Inspiration

Upon attending the patient-safety talk hosted on Friday night, we gained greater insight into the significance of patient-provider communication. It is when this communication is optimized for efficiency and directness, that patient error can be minimized. On Friday, our team visited Duke Hospital to interview nurses and doctors to better understand current roadblocks to optimal communication. There, several nurses pointed out that the patient-to-nurse call buttons have an operator "middle-person" who delegates patient calls to nurses, but does not always have access to variables such as urgency of the request or current patient condition. Ultimately, this lack of information often leads to a disruption in workflow. Not to mention: hospital ratings are directly impacted by patient satisfaction reviews, meaning that our app will work to boost hospital ratings. Nurses are unable to distinguish low severity and high severity requests, and this can increase stress and burn-out. This inspired us to create a tool that prioritizes patient requests with high severity, which means that patients will receive attention immediately and minimize further unnecessary health risks. Simultaneously, nurses can treat requests accordingly. Organization in the medical field is CRUCIAL, and NurseAlert allows medical professionals and patients to reap the benefits of an organized workflow.

What it does

NurseAlert streamlines communication between patients and nurses to ensure patients get necessary medical attention and enable medical professionals to keep a steady workflow in hospitals/clinics. NurseAlert allows patients to type their request, which is then ingested by a gpt 3.5 turbo Large Language Model (LLM) we fine-tuned using data from patient-physician interactions and LangChain. The LLM classifies the patient’s request as severe, mild, or low urgency. Nurses will then receive an SSM message from the app indicating the urgency of the patient’s request (as determined by the trained LLM) and the room in which the patient is located. In scenarios where a patient request is urgent (such as trouble breathing), a nurse can stop what they’re doing to attend to the patient’s needs. On the other hand, when a patient has a request of low urgency (such as needing to go to the bathroom) the nurse can finish his/her task before attending to the patient’s request.

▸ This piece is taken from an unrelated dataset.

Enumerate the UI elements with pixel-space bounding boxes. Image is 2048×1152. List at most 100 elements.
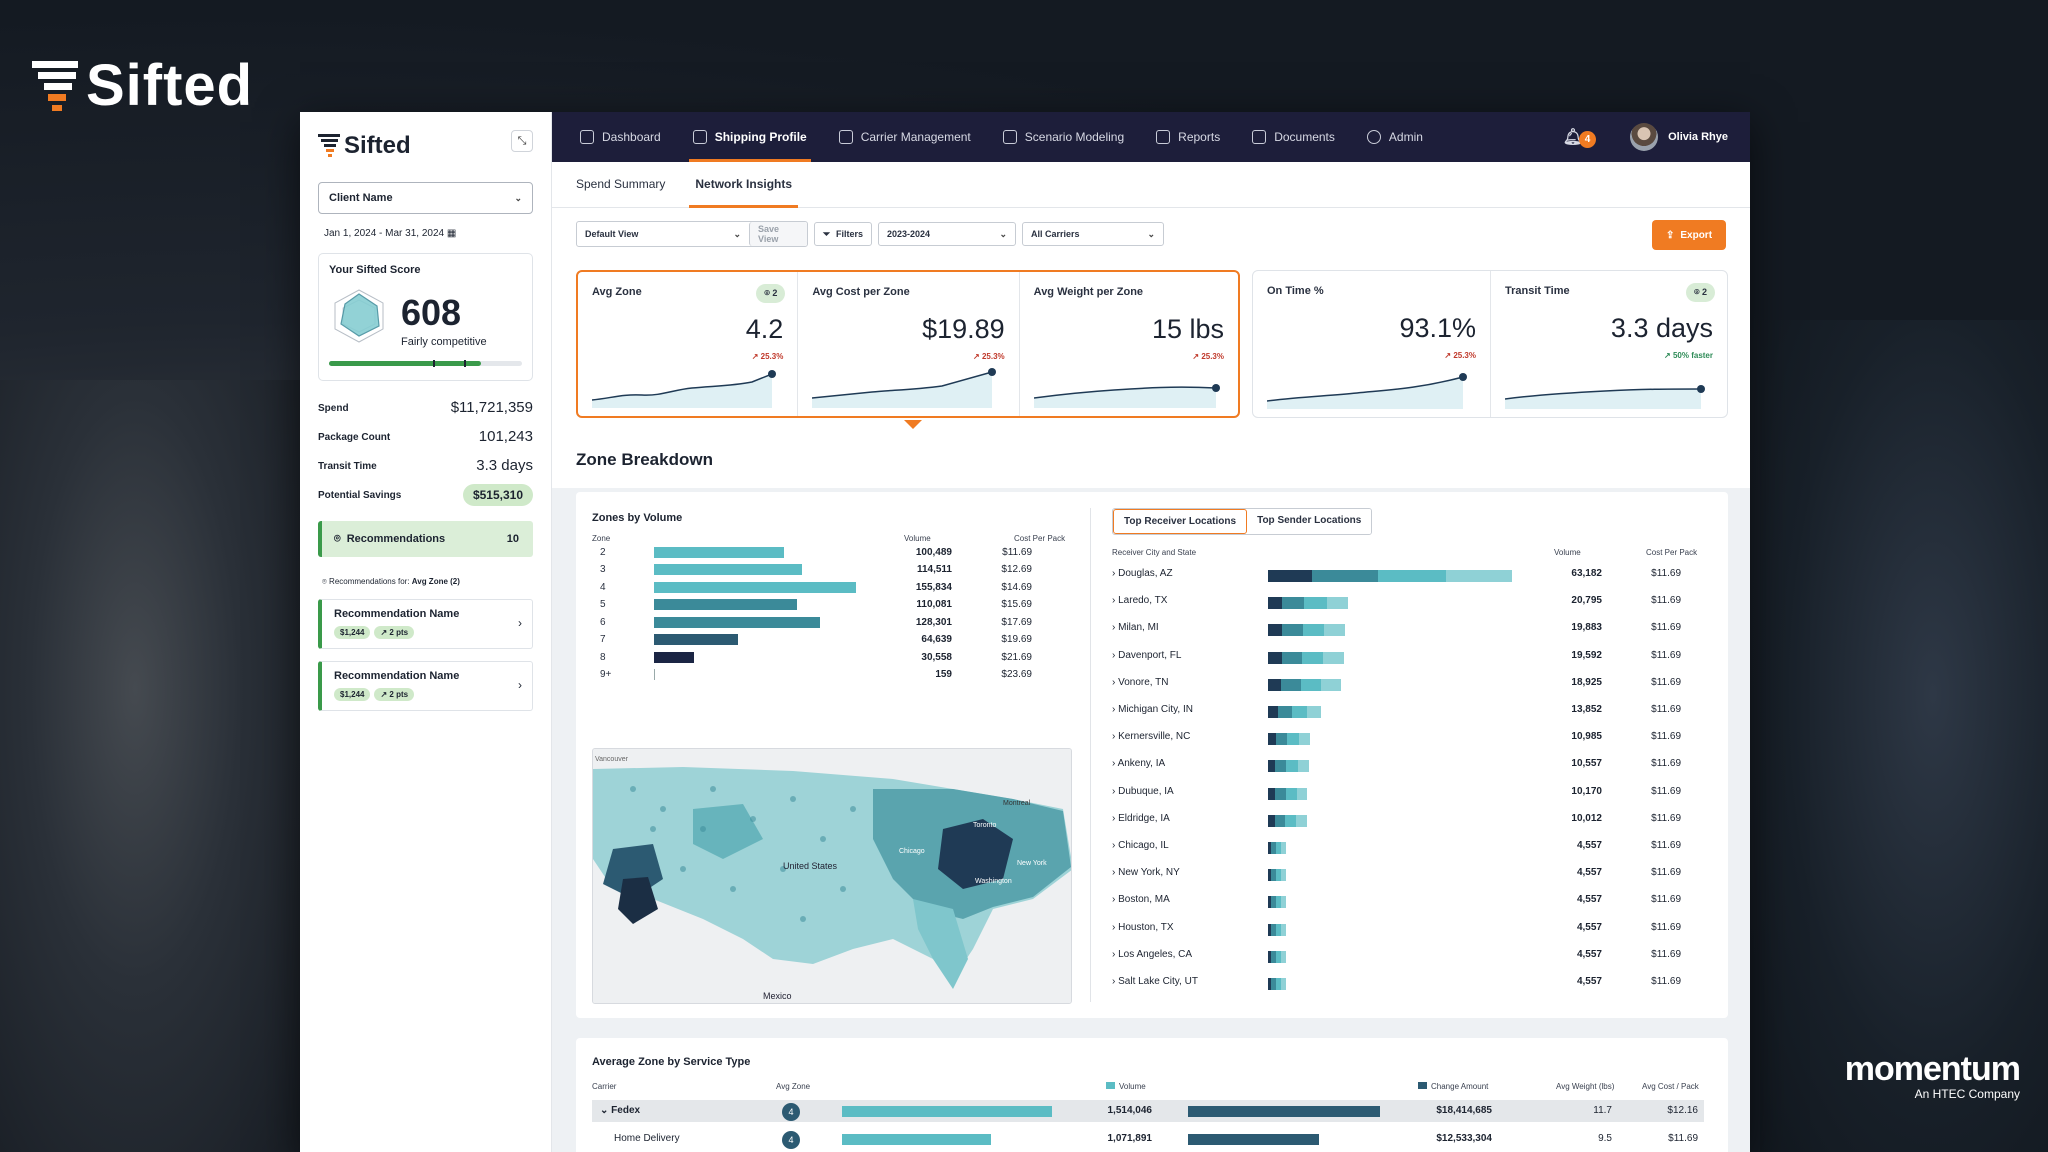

Additionally, NurseAlert has a platform for medical staff to check which nurses are assigned to each room (and the status of those nurses), to allow for better organization and delegation of human resources to the patient in need.

How we built it

We used AWS for our backend: AWS lambda, API gateway, CloudWatch, S3, Amazon RDS (mySQL). We coded our front-end in XCode on Swift and SwiftUI. Our backend was in Python and included a LLM we trained. We worked with vs-code and intellij. We used GitHub.

Challenges we ran into

Our first major roadblock came when attempting to train the large language model, as we needed to find a dataset whose language resembled patient requests, not just medical jargon. Instead, we used GPT to generate our own data set based on a few sample pieces of metadata.

More, we worked hard at designing and implementing an entire server-less backend from scratch. We designed database schema and worked with AWS services to create the back-bone of our iOS application.

Accomplishments that we're proud of

This was the first hackathon for three out of the four of us—and we were pleasantly surprised to see the complexity that our project achieved in a short amount of (sleepless) time. We were able to integrate a large language model into our solution as well as carry out a full-stack process, with a fully implemented database and front-end.

We are also proud of rooting our project in a problem we were able to hear about and witness first-hand. In the hours before 10pm on Friday, we went to Duke Hospital to hear first-person accounts from nurses, EMTs, and MDs about how they would like to see healthcare improved. We worked with them to come up with several possible solutions. Ultimately, we decided to stick with NurseAlert since it seemed the most holistic and wide-reaching solution: improving hospital staff's experiences, patient's experiences, and reducing costs for the hospital.

What we learned

Throughout the past three days, we collectively acquired collection of technical skills spanning from training our own large langage model with custom data and an OpenAI API to integrating a full stack solution to a modern problem. We also learned the importance of consistent progress as emphasized by SCRUM methodology.

What's next for Nurse Alert

Our model was able to successfully learn how to classify the severity of patient requests. With this information, we envision a tool that can determine which available provider (e.g., Nurse, Nurse's Aid) would best equipped (and most available) to address the request. For example, training the model to delegate patient requests to either a nurse aid, nurse, physician’s assistant, or presiding physician. Additionally, in hospitals where staff numbers are limited, creating a feature to notify the personnel that is next best-suited to address the patient’s request. For example, if multiple high severity requests are notifying the same presiding physician, there will be a delay in addressing patient needs. Instead, if the app recognizes that the physician is addressing an in-progress emergency, it will notify the physician’s assistant.

We could include a tool to track patient satisfaction for hospitals that begin implementing NurseAlert. This way, hospitals can tangibly track the money they save, and the people's lives they improve.